Grinnell College’s SPARK Innovation Challenge wins international award
Ashoka U honored Grinnell with 2018 Award for Innovation in Community Partnership
GRINNELL, Iowa — Grinnell College has won Ashoka U’s 2018 Innovation Award for Community Partnership for its SPARK Community Based Innovation Challenge in an international competition.
The Innovation Award is Ashoka U’s top honor for premiere higher education programs in social innovation education. It recognizes high-impact and highly replicable education innovations creating new ways colleges and universities can be a force for positive social impact. Ashoka U is an initiative of Ashoka, the world’s largest network of social entrepreneurs.
Grinnell’s SPARK Innovation Challenge is one of six programs selected to receive the 2018 Innovation Award from among 150 applicants and 18 finalists. Two of the winners are based outside the United States — one in Chile and the other in England.

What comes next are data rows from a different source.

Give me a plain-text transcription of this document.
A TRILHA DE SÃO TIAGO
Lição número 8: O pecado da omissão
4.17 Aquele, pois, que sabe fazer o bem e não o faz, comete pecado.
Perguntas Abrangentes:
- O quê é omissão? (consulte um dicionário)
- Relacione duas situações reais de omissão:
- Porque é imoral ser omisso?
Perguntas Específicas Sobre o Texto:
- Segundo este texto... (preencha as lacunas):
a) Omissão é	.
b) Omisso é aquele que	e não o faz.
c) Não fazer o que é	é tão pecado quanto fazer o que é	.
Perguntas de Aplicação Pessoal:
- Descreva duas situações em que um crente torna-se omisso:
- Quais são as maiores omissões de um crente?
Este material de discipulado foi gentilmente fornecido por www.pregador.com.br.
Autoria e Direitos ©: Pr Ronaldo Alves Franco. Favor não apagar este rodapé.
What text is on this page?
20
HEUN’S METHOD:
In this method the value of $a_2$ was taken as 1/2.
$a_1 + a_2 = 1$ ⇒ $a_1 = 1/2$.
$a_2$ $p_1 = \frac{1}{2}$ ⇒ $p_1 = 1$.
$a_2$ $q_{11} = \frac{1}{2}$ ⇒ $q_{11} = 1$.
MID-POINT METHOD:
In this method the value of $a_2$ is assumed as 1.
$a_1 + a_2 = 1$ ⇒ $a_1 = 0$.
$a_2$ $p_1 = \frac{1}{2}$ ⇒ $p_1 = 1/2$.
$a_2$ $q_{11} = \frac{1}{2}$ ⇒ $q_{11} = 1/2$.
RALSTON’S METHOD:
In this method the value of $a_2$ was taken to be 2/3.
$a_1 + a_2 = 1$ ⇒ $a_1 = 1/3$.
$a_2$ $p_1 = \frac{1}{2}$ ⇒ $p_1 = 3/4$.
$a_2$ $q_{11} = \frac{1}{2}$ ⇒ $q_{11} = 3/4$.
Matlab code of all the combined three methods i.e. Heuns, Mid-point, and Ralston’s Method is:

“I am both incredibly humbled and honored to receive this award,” said Susan Sanning, who accepted the honor on behalf of Grinnell College at the 2018 Ashoka Exchange at Babson College in Wellesley, Massachusetts. “The change-making we support is driven by a number of core values, primarily our commitment to community-driven partnerships.”
The SPARK Challenge offers Grinnell students the opportunity to work together to address challenges faced by the larger Grinnell community. Community partners identify challenges unique to their work and agree to collaborate with groups of students to create short- and long-term solutions. Students who participate in SPARK engage with important issues of purpose, responsibility and justice beyond the campus.
A committee from Grinnell’s Donald and Winifred Wilson Center for Innovation and Leadership reviews students’ applications and selects the students best suited to each team. The teams then consult with their community partners, conduct relevant research and utilize their and their community partners’ knowledge and connections to create solutions that are innovative, practical and beneficial to the community.
SPARK then holds a pitch contest, open to the entire community, where the teams are given about 5 minutes to explain their challenge and pitch their solutions to a team of judges who are community members. The judges offer constructive feedback and, taking into account audience excitement and participation, determine which solution will receive up to $15,000 of implementation funding from the Wilson Center.
With these funds and through the support of the college’s Center for Careers, Life, and Service and the Service Learning Work-Study Program, SPARK winners and their community partners implement their solutions over the course of the following year. SPARK projects have filled gaps in service, reinvented means for providing services, and begun to disrupt systems that undergird community inequities.
Students report their work through SPARK has deepened their connection and understanding of the complexity of challenges faced by rural communities. Moreover, they say they have gained interpersonal competence, honed transferable professional skills, and better understand how their own values may drive their aspirations.
The 2017 winning team of three students tackled the issue of food insecurity in rural areas surrounding Grinnell, where many residents in need of food work long hours or have limited access to transportation.
The students created a feasible and sustainable mobile food pantry and resource service through a partnership with Mid-Iowa Community Action (MICA), a nonprofit that serves children and families in central Iowa, and Ramsey-Weeks Inc., a local real estate company and insurance agency that loaned its truck for use as the mobile pantry.
Since last summer the holistic mobile service has been helping low-income households throughout Poweshiek County in need of food and other self-sufficiency resources offered by MICA.